Postgresql verion : 9.5, Skytools version : 3.2
Update
I found this skytools logs for master db,
2016-12-27 05:36:23,369 15563 ERROR Job mydb_data_0 crashed: Lost position: batch 2681655..2681655, dst has 2681656
Traceback (most recent call last):
File "/usr/lib/python2.7/dist-packages/skytools-3.0/skytools/scripting.py", line 578, in run_func_safely
r = func()
File "/usr/lib/python2.7/dist-packages/skytools-3.0/pgq/cascade/consumer.py", line 199, in work
return BaseConsumer.work(self)
File "/usr/lib/python2.7/dist-packages/skytools-3.0/pgq/baseconsumer.py", line 257, in work
self._launch_process_batch(db, batch_id, ev_list)

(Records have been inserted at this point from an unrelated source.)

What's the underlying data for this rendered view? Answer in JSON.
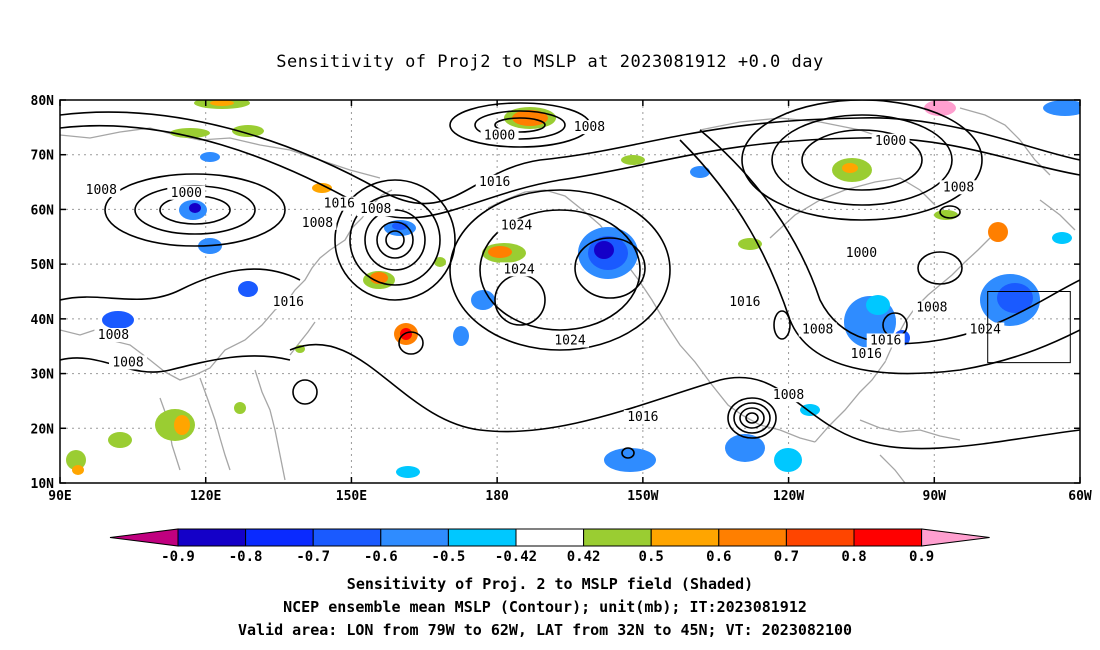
{
  "title": "Sensitivity of Proj2 to MSLP at 2023081912 +0.0 day",
  "map": {
    "lon_range": [
      90,
      300
    ],
    "lat_range": [
      10,
      80
    ],
    "lon_ticks": [
      {
        "lon": 90,
        "label": "90E"
      },
      {
        "lon": 120,
        "label": "120E"
      },
      {
        "lon": 150,
        "label": "150E"
      },
      {
        "lon": 180,
        "label": "180"
      },
      {
        "lon": 210,
        "label": "150W"
      },
      {
        "lon": 240,
        "label": "120W"
      },
      {
        "lon": 270,
        "label": "90W"
      },
      {
        "lon": 300,
        "label": "60W"
      }
    ],
    "lat_ticks": [
      {
        "lat": 10,
        "label": "10N"
      },
      {
        "lat": 20,
        "label": "20N"
      },
      {
        "lat": 30,
        "label": "30N"
      },
      {
        "lat": 40,
        "label": "40N"
      },
      {
        "lat": 50,
        "label": "50N"
      },
      {
        "lat": 60,
        "label": "60N"
      },
      {
        "lat": 70,
        "label": "70N"
      },
      {
        "lat": 80,
        "label": "80N"
      }
    ],
    "grid": true,
    "valid_box": {
      "lon": [
        281,
        298
      ],
      "lat": [
        32,
        45
      ]
    },
    "contour_labels": [
      {
        "text": "1000",
        "lon": 180.5,
        "lat": 73
      },
      {
        "text": "1008",
        "lon": 199,
        "lat": 74.5
      },
      {
        "text": "1000",
        "lon": 261,
        "lat": 72
      },
      {
        "text": "1008",
        "lon": 98.5,
        "lat": 63
      },
      {
        "text": "1000",
        "lon": 116,
        "lat": 62.5
      },
      {
        "text": "1016",
        "lon": 147.5,
        "lat": 60.5
      },
      {
        "text": "1008",
        "lon": 155,
        "lat": 59.5
      },
      {
        "text": "1008",
        "lon": 143,
        "lat": 57
      },
      {
        "text": "1016",
        "lon": 179.5,
        "lat": 64.5
      },
      {
        "text": "1024",
        "lon": 184,
        "lat": 56.5
      },
      {
        "text": "1024",
        "lon": 184.5,
        "lat": 48.5
      },
      {
        "text": "1016",
        "lon": 137,
        "lat": 42.5
      },
      {
        "text": "1008",
        "lon": 275,
        "lat": 63.5
      },
      {
        "text": "1000",
        "lon": 255,
        "lat": 51.5
      },
      {
        "text": "1016",
        "lon": 231,
        "lat": 42.5
      },
      {
        "text": "1008",
        "lon": 246,
        "lat": 37.5
      },
      {
        "text": "1008",
        "lon": 269.5,
        "lat": 41.5
      },
      {
        "text": "1024",
        "lon": 280.5,
        "lat": 37.5
      },
      {
        "text": "1016",
        "lon": 260,
        "lat": 35.5
      },
      {
        "text": "1016",
        "lon": 256,
        "lat": 33
      },
      {
        "text": "1024",
        "lon": 195,
        "lat": 35.5
      },
      {
        "text": "1008",
        "lon": 101,
        "lat": 36.5
      },
      {
        "text": "1008",
        "lon": 104,
        "lat": 31.5
      },
      {
        "text": "1008",
        "lon": 240,
        "lat": 25.5
      },
      {
        "text": "1016",
        "lon": 210,
        "lat": 21.5
      }
    ]
  },
  "colorbar": {
    "labels": [
      "-0.9",
      "-0.8",
      "-0.7",
      "-0.6",
      "-0.5",
      "-0.42",
      "0.42",
      "0.5",
      "0.6",
      "0.7",
      "0.8",
      "0.9"
    ],
    "colors": [
      "#c0007f",
      "#1400c8",
      "#0a2aff",
      "#1a5aff",
      "#2f8cff",
      "#00c8ff",
      "#ffffff",
      "#9acd32",
      "#ffa500",
      "#ff7f00",
      "#ff4500",
      "#ff0000",
      "#ff9fcf"
    ]
  },
  "caption": {
    "line1": "Sensitivity of Proj. 2 to MSLP field (Shaded)",
    "line2": "NCEP ensemble mean MSLP (Contour); unit(mb); IT:2023081912",
    "line3": "Valid area: LON from 79W to 62W, LAT from 32N to 45N; VT: 2023082100"
  }
}
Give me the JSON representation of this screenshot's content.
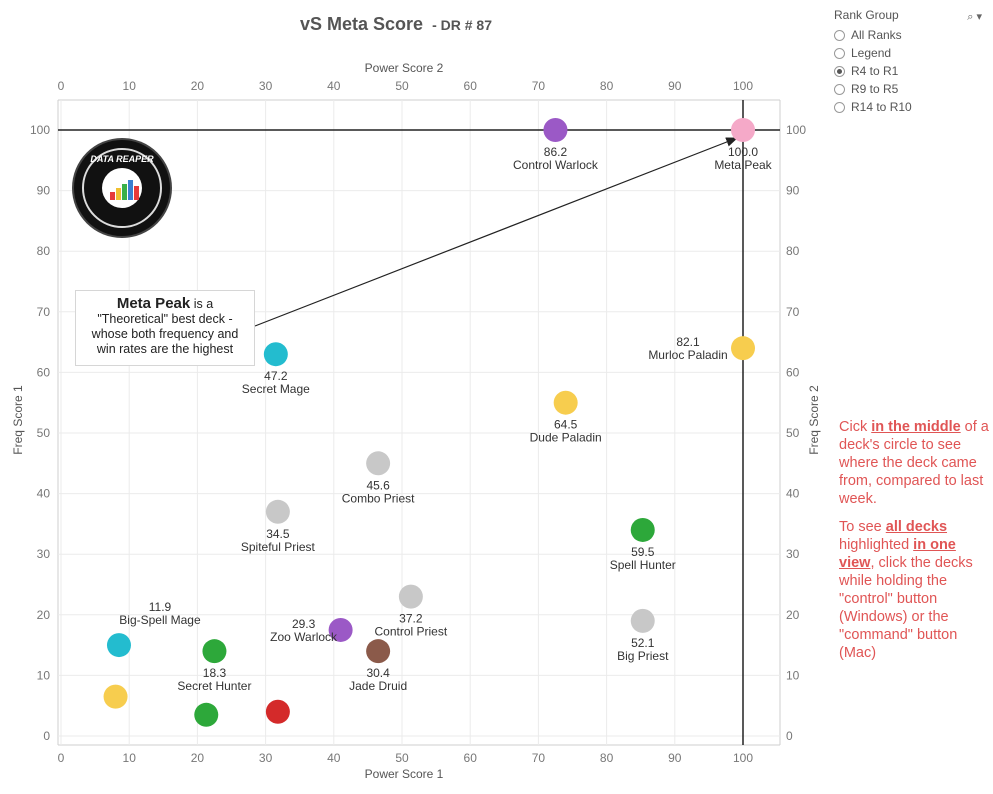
{
  "title": {
    "main": "vS Meta Score",
    "sub": "- DR # 87"
  },
  "filter": {
    "title": "Rank Group",
    "options": [
      "All Ranks",
      "Legend",
      "R4 to R1",
      "R9 to R5",
      "R14 to R10"
    ],
    "selected": "R4 to R1"
  },
  "callout": {
    "bold": "Meta Peak",
    "text1": " is a",
    "text2": "\"Theoretical\" best deck -",
    "text3": "whose both frequency and",
    "text4": "win rates are the highest"
  },
  "logo": {
    "text": "DATA REAPER REPORT",
    "colors": [
      "#e63a3a",
      "#f0c030",
      "#3ab04a",
      "#3a7fd0",
      "#e63a3a"
    ]
  },
  "instructions": {
    "p1_a": "Cick ",
    "p1_b": "in the middle",
    "p1_c": " of a deck's circle to see where the deck came from, compared to last week.",
    "p2_a": "To see ",
    "p2_b": "all decks ",
    "p2_c": "highlighted ",
    "p2_d": "in one view",
    "p2_e": ", click the decks while holding the \"control\" button (Windows) or the \"command\" button (Mac)"
  },
  "chart_data": {
    "type": "scatter",
    "xlabel": "Power Score 1",
    "xlabel_top": "Power Score 2",
    "ylabel": "Freq Score 1",
    "ylabel_right": "Freq Score 2",
    "xlim": [
      0,
      105
    ],
    "ylim": [
      0,
      105
    ],
    "xticks": [
      0,
      10,
      20,
      30,
      40,
      50,
      60,
      70,
      80,
      90,
      100
    ],
    "yticks": [
      0,
      10,
      20,
      30,
      40,
      50,
      60,
      70,
      80,
      90,
      100
    ],
    "grid": true,
    "reference_lines": {
      "x": 100,
      "y": 100
    },
    "points": [
      {
        "name": "Meta Peak",
        "value": "100.0",
        "x": 100,
        "y": 100,
        "color": "#f5a9c8"
      },
      {
        "name": "Control Warlock",
        "value": "86.2",
        "x": 72.5,
        "y": 100,
        "color": "#9b59c6"
      },
      {
        "name": "Murloc Paladin",
        "value": "82.1",
        "x": 100,
        "y": 64,
        "color": "#f7cd4e"
      },
      {
        "name": "Secret Mage",
        "value": "47.2",
        "x": 31.5,
        "y": 63,
        "color": "#23bccf"
      },
      {
        "name": "Dude Paladin",
        "value": "64.5",
        "x": 74,
        "y": 55,
        "color": "#f7cd4e"
      },
      {
        "name": "Combo Priest",
        "value": "45.6",
        "x": 46.5,
        "y": 45,
        "color": "#c8c8c8"
      },
      {
        "name": "Spiteful Priest",
        "value": "34.5",
        "x": 31.8,
        "y": 37,
        "color": "#c8c8c8"
      },
      {
        "name": "Spell Hunter",
        "value": "59.5",
        "x": 85.3,
        "y": 34,
        "color": "#2da83a"
      },
      {
        "name": "Control Priest",
        "value": "37.2",
        "x": 51.3,
        "y": 23,
        "color": "#c8c8c8"
      },
      {
        "name": "Big Priest",
        "value": "52.1",
        "x": 85.3,
        "y": 19,
        "color": "#c8c8c8"
      },
      {
        "name": "Zoo Warlock",
        "value": "29.3",
        "x": 41,
        "y": 17.5,
        "color": "#9b59c6"
      },
      {
        "name": "Jade Druid",
        "value": "30.4",
        "x": 46.5,
        "y": 14,
        "color": "#8b5a4a"
      },
      {
        "name": "Big-Spell Mage",
        "value": "11.9",
        "x": 8.5,
        "y": 15,
        "color": "#23bccf"
      },
      {
        "name": "Secret Hunter",
        "value": "18.3",
        "x": 22.5,
        "y": 14,
        "color": "#2da83a"
      },
      {
        "name": "",
        "value": "",
        "x": 8,
        "y": 6.5,
        "color": "#f7cd4e"
      },
      {
        "name": "",
        "value": "",
        "x": 21.3,
        "y": 3.5,
        "color": "#2da83a"
      },
      {
        "name": "",
        "value": "",
        "x": 31.8,
        "y": 4,
        "color": "#d42a2a"
      }
    ]
  }
}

File "/usr/lib/python2.7/dist-packages/skytools-3.0/pgq/baseconsumer.py", line 286, in _launch_process_batch
self.process_batch(db, batch_id, list)
File "/usr/lib/python2.7/dist-packages/skytools-3.0/pgq/cascade/consumer.py", line 168, in process_batch
if self.is_batch_done(state, self.batch_info, dst_db):
File "/usr/lib/python2.7/dist-packages/skytools-3.0/pgq/cascade/worker.py", line 185, in is_batch_done
done = CascadedConsumer.is_batch_done(self, state, batch_info, dst_db)
File "/usr/lib/python2.7/dist-packages/skytools-3.0/pgq/cascade/consumer.py", line 254, in is_batch_done
prev_tick, cur_tick, dst_tick))
Exception: Lost position: batch 2681655..2681655, dst has 2681656
2016-12-27 05:37:11,988 18190 INFO Resetting queue tracking on dst side
2016-12-27 05:37:47,776 18578 INFO pgq.maint_operations is installed
2016-12-27 05:37:48,038 18578 INFO {count: 0, duration: 0.295}
2016-12-27 05:37:48,115 18578 ERROR Job mydb_data_0 got error on connection 'db': duplicate key value violates unique constraint "dmn_pkey"
DETAIL: Key (id)=(31780560) already exists.. Query: update only public.percent_bleed set percent_redir_sid = '43 ...
Traceback (most recent call last):
File "/usr/lib/python2.7/dist-packages/skytools-3.0/skytools/scripting.py", line 578, in run_func_safely
r = func()
File "/usr/lib/python2.7/dist-packages/skytools-3.0/pgq/cascade/consumer.py", line 199, in work
return BaseConsumer.work(self)
Best Answer
Sorry for the answer, but I cannot comment....
You got the pretty straightforward message :
It says you're trying to insert a value which is already present in the table. You have to work on your enqueue/dequeue process to avoid duplicates.